Wednesday 2 March 2011

Oxford Catalysts raises £21m

As the organiser of the ICIS Innovation Awards each year, it's always rewarding to see winning companies making progress with their innovations. This week, Oxford Catalysts, winner of the SME category in 2009 has raised a further £21m in funding to progress its innovative microreactor technology that can be used to convert biomass and biowaste into syngas ready for conversion into fuels and materials.

The microreactor is very compact
The technology is particularly appropriate as it enables the conversion to be carried out on a local scale, without transport of the biomass. It can also be used to convert stranded fossil fuels such as shale gas.

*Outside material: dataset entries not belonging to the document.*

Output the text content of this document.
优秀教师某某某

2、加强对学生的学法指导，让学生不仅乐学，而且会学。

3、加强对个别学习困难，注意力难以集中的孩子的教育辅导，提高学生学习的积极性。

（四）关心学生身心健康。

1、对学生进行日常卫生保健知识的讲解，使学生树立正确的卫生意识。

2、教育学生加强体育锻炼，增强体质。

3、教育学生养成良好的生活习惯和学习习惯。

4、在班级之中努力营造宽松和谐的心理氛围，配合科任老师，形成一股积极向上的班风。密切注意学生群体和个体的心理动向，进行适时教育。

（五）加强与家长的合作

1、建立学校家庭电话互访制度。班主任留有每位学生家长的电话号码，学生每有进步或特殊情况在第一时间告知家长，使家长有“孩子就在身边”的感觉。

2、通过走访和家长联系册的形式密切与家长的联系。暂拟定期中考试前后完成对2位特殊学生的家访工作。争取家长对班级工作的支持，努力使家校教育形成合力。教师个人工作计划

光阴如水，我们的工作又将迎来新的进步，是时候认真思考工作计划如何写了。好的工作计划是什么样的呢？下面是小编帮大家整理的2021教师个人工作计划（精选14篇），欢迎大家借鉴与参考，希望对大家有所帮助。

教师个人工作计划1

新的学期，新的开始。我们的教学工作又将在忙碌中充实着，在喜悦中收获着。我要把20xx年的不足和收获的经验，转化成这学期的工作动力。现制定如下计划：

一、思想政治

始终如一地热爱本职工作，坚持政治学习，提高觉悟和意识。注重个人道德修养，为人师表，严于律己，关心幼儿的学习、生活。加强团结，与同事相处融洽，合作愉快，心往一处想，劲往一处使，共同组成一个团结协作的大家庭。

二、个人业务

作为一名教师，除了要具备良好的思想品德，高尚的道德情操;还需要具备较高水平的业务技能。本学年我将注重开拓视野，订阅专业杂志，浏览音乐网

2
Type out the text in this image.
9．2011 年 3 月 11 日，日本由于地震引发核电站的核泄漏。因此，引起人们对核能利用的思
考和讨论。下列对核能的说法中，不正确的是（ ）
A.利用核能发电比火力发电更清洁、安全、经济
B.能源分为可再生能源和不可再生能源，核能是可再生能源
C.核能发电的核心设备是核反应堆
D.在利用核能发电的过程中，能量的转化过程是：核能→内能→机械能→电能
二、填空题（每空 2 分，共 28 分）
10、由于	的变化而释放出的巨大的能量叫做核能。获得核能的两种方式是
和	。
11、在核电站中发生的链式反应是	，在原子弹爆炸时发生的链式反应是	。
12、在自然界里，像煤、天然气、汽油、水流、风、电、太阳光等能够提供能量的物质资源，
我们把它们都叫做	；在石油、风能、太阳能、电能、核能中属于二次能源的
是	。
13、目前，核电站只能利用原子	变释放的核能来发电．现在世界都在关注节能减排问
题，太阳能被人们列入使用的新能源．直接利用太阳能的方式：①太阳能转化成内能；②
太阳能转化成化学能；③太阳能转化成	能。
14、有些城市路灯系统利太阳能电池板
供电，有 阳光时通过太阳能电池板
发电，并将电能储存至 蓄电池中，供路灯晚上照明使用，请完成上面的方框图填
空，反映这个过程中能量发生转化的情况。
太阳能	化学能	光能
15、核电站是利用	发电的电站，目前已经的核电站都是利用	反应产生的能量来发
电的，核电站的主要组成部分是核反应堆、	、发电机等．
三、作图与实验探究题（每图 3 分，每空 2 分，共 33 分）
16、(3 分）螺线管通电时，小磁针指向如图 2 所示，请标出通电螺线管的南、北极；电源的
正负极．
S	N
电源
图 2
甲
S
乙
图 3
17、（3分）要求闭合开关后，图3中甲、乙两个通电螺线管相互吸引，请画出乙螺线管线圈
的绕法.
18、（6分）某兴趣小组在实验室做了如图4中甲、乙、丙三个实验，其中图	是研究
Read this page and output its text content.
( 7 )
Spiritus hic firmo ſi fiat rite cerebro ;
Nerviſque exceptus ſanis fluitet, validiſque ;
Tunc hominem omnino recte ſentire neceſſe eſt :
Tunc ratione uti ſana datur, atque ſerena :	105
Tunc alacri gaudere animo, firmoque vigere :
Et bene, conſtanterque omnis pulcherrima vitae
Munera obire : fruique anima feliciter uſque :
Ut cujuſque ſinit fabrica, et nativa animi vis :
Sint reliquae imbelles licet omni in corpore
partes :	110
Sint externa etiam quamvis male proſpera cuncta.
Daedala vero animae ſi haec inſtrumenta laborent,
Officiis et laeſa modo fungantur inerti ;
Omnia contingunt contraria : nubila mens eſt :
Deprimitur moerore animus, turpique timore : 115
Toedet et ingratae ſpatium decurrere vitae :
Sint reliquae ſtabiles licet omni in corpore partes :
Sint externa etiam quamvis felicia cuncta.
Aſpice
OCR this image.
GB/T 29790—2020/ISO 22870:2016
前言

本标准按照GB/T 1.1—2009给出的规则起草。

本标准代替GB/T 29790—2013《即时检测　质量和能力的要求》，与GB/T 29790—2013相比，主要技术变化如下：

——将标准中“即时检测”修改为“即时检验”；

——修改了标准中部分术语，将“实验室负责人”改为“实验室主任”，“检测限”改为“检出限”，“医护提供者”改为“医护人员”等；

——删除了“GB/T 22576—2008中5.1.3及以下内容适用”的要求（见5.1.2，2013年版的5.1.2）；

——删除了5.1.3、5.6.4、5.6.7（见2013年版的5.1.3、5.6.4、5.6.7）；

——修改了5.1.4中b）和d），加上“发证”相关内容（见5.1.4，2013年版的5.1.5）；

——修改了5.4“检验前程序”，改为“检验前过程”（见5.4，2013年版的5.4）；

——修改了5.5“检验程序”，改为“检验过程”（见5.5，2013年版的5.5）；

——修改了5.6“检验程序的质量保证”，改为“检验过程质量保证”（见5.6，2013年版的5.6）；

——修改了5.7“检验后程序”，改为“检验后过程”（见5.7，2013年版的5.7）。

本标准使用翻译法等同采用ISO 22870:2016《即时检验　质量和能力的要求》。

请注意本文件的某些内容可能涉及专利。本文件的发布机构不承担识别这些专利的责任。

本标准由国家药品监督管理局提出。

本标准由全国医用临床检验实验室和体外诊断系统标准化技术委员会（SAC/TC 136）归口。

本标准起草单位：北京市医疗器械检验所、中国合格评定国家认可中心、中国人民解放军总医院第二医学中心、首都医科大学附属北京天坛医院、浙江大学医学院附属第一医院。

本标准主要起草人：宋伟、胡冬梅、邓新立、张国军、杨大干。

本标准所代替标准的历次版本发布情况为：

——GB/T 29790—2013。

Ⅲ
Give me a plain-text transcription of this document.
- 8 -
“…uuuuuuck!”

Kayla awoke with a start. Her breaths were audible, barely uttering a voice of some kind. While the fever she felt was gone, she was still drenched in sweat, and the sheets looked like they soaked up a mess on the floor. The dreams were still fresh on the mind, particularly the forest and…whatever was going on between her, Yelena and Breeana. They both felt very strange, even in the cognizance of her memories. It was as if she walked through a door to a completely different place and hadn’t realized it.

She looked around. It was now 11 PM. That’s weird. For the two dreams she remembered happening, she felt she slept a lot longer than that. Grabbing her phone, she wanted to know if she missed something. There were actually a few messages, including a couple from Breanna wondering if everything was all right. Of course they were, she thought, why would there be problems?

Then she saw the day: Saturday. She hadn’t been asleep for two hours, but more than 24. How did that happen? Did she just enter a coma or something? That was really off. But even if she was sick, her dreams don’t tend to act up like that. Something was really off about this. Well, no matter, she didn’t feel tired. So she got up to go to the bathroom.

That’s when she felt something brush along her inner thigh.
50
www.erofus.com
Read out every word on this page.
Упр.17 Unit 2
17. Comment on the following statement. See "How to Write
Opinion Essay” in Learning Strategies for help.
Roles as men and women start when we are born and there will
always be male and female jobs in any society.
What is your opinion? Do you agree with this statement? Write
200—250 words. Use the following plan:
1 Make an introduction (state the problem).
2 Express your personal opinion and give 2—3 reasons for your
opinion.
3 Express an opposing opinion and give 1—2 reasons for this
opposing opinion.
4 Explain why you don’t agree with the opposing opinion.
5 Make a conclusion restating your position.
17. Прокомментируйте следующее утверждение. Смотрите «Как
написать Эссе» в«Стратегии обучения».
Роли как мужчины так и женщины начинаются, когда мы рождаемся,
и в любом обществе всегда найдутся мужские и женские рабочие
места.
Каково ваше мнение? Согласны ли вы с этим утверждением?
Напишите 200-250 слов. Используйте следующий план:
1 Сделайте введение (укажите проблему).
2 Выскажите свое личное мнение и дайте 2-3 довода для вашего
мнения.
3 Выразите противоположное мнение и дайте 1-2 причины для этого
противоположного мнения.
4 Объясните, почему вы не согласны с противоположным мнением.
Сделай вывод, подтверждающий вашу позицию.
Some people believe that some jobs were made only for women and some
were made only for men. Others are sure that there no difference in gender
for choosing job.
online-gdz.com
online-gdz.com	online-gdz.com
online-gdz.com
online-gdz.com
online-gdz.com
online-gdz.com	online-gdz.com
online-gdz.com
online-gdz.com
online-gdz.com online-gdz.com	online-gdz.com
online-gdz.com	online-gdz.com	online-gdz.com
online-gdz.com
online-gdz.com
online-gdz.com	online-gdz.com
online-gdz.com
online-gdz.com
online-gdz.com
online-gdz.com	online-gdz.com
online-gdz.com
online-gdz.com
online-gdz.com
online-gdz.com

As the UK startup company says, "with moves towards development of vast shale gas reserves in North America, the increasing focus on the utilisation of stranded and associated gas and the growing interest in biomass-to- liquids (BTL) and waste-to-liquids (WTL) technology, the need to develop distributed technologies such as microchannel processing is more important than ever."  

Microchannel reactors – compact reactors that have channels with diameters in the millimetre range lie at the heart of microchannel processing technology because they intensify chemical reactors, enabling them to occur at rates 10 to 1000 times faster than in conventional systems. 

The Oxford Catalysts Group’s FT technology to produce biofuels has been demonstrated in Güssing, Austria since the summer of 2010 in partnership with SGC Energia, SGPS, S.A. (SGCE). In addition, the Group’s steam methane reforming (SMR) technology is due to be demonstrated in summer 2011 along with the Group’s FT technology in a six barrel per day integrated gas-to-liquids (GTL) pilot plant at a Petrobras refinery in Fortaleza, Brazil. 

The Group received its first order for a commercial scale FT microchannel reactor and highly active FT catalyst in December 2010. It expects that further commercial sales of its microchannel and catalyst technologies to multiple partners will follow in 2011.